There is something of an irony here, in that the start of Nanette relies on the very kind of comedy its creator denounces. Later, Gadsby will say she no right to spread anger because it leads to blind rage – at the end of the angriest monologue I have ever heard in a stand-up routine. At first glance Gadsby oscillating between invoking anger and speaking against its use could feel like hypocrisy, but even her lighter material (i.e. a bit about babies in headbands) reveals the show is built around contradictions, which she ingeniously digs into. She also shares culpability with the audience, making us partly responsible for the impact of her own material. Gadsby coaxes us into laughter and drives us to anger, before gently reprimanding us for laughing and schooling us about the cost of being angry.
Gadsby reveals the true target of her material: not just the patriarchy, but its biggest beneficiaries: straight white men.
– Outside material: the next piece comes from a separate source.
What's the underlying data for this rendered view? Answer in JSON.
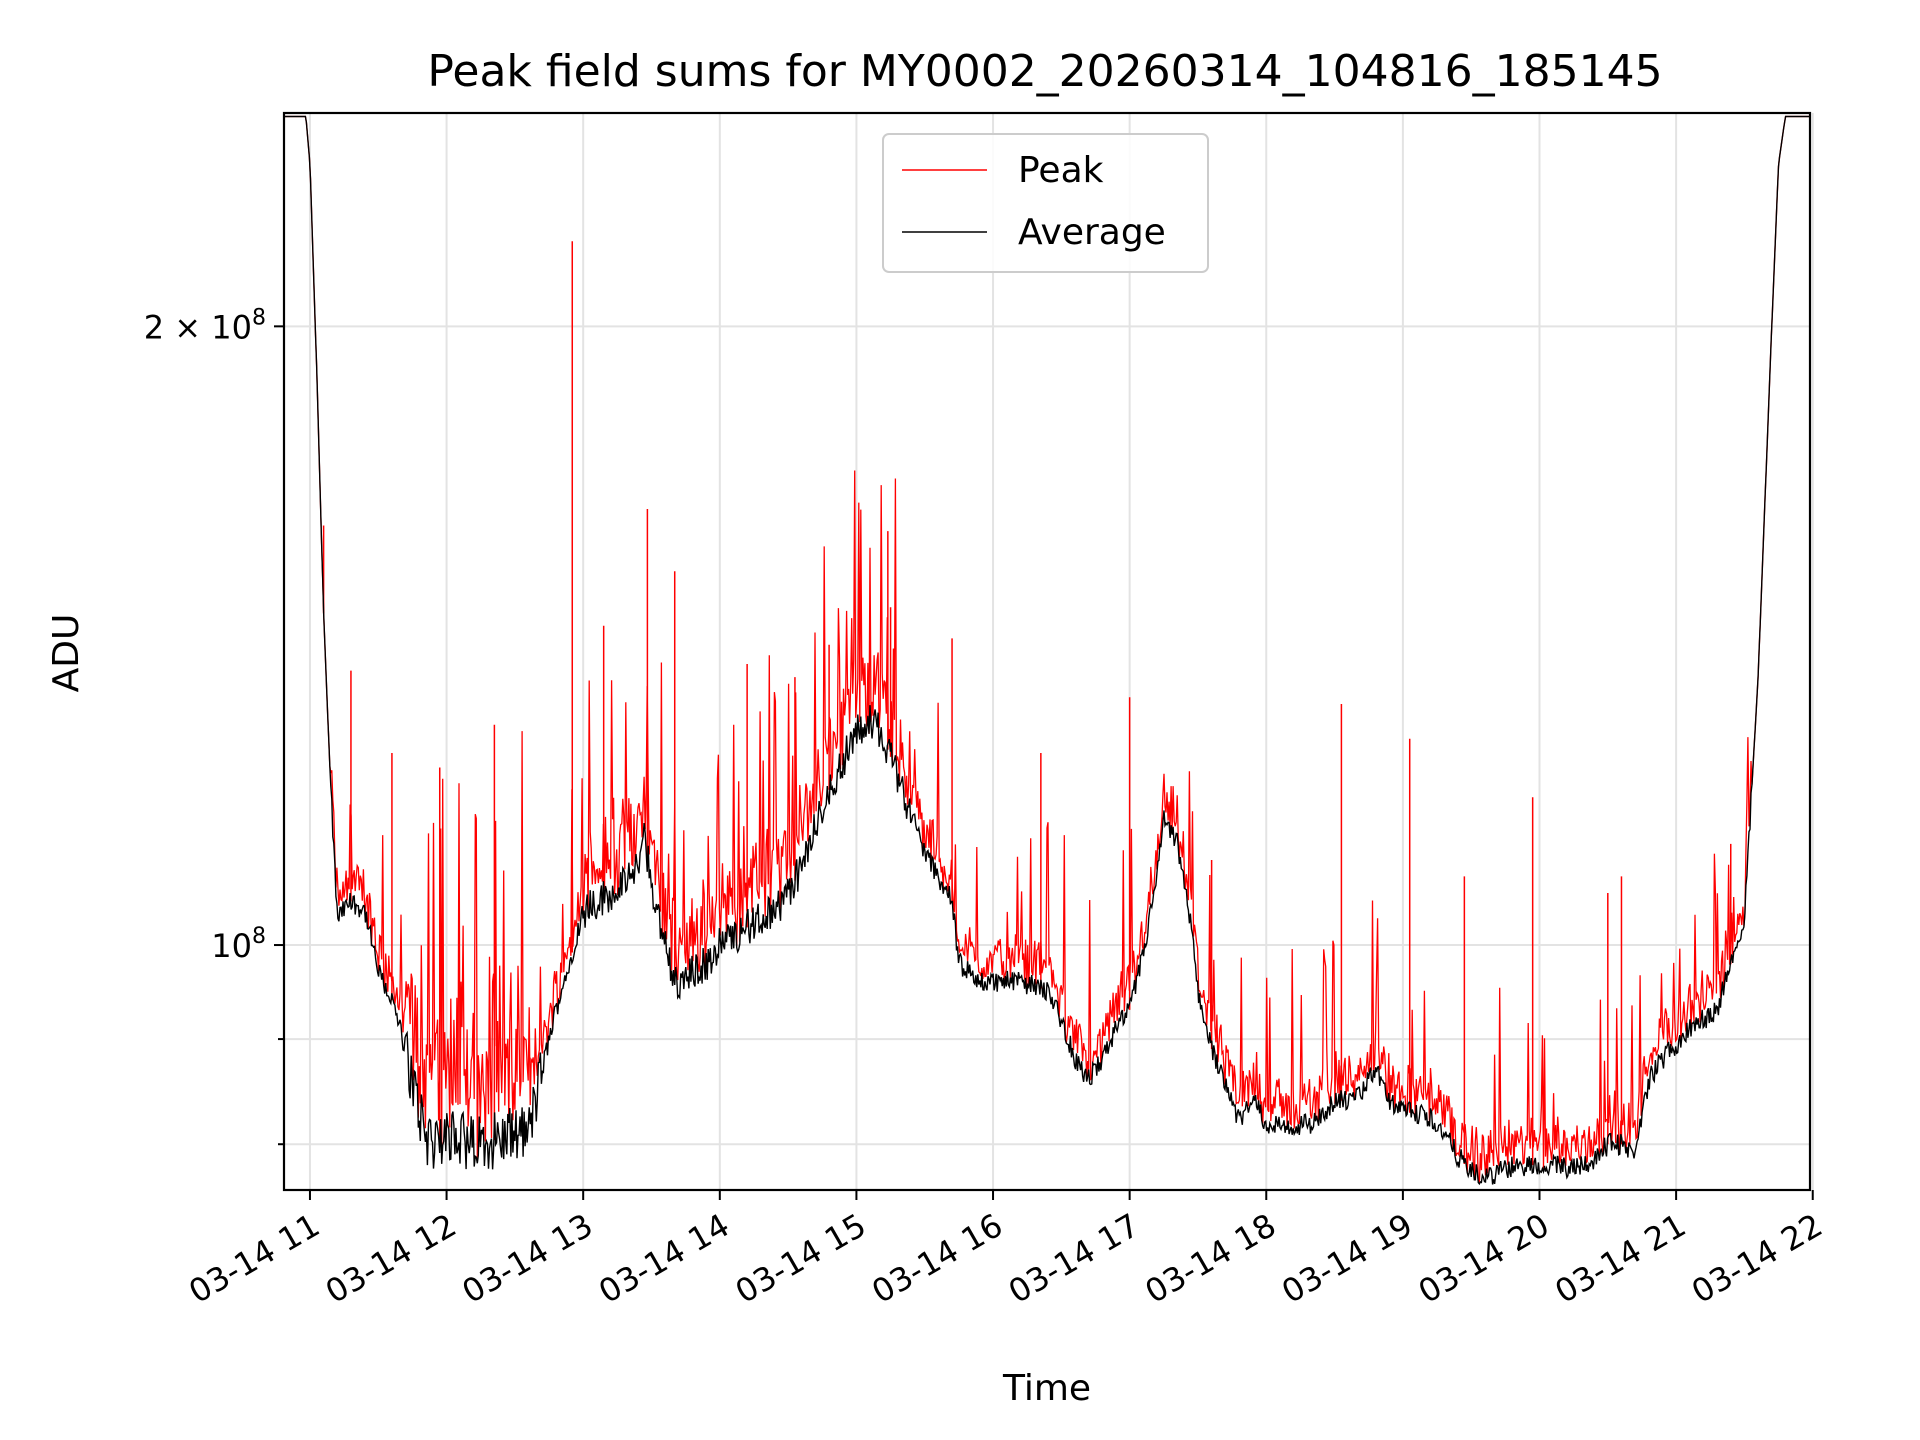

A bit about what she considers the weirdness of gendering babies leads to analysis of the colour blue, demonstrating Gadsby’s knack for spotting contradictions – the kind all around us in daily life, so rooted in our ‘normal’ experience that they have turned virtually invisible. Innocuous observations about how blue is a calming colour, and yet the hottest part of the flame, get pushed aside when – about 25 minutes in – Gadsby reveals the true target of her material: not just the patriarchy, but specifically its biggest beneficiaries: straight white men.
On this subject she is unequivocal and brutal. The performer lays – occasionally with caveats – blame at the feet of straight white men for most of society’s ills. In an alternate world, and perhaps at some point in the future, the term ‘straight white guy’, used the way Gadsby does, would be accepted as a pejorative based on a person’s skin colour and sexual orientation. Here and now, it is a way of criticising the dominant power structure. So when Gadsby jokes about straight white blokes for the first time in history being ‘a sub category of human’ she is by anybody’s definition punching up.
Nanette oozes emotion, like a raw and weeping wound, but has the strength of a great mind and a canny comedian behind it.
The comedian takes audiences on a revisionist rollercoaster history lesson. High art is “bullshit,” she explains, arguing that “the history of western art is just the history of men painting women as if they’re flesh vases for their dick flowers.” On mental illness and Van Gogh: “This romanticising of mental illness is ridiculous…It is not a ticket to genius, it’s a ticket to fucking nowhere.” Gadsby condemns fellow comedians for making Monica Lewinsky the butt of their jokes at the time of the Bill Clinton affair, rather than doing what they ought to have done, which is recognising the then-President’s gobsmacking abuse of power.
The comedian’s devastating conclusion is a kind of inverted confession booth. Where the performer once felt distraught about her private life and sexuality, “soaking in shame” while she was in the closet, she now, as an adult, understands she had nothing to be sorry for and channels all these pent-up feelings into a white hot, blistering performance. Nanette oozes emotion, like a raw and weeping wound, but has the strength of a great mind and a canny comedian behind it. Perhaps our feelings toward Gadsby after watching this brilliant show can be summarised in a word: bravo.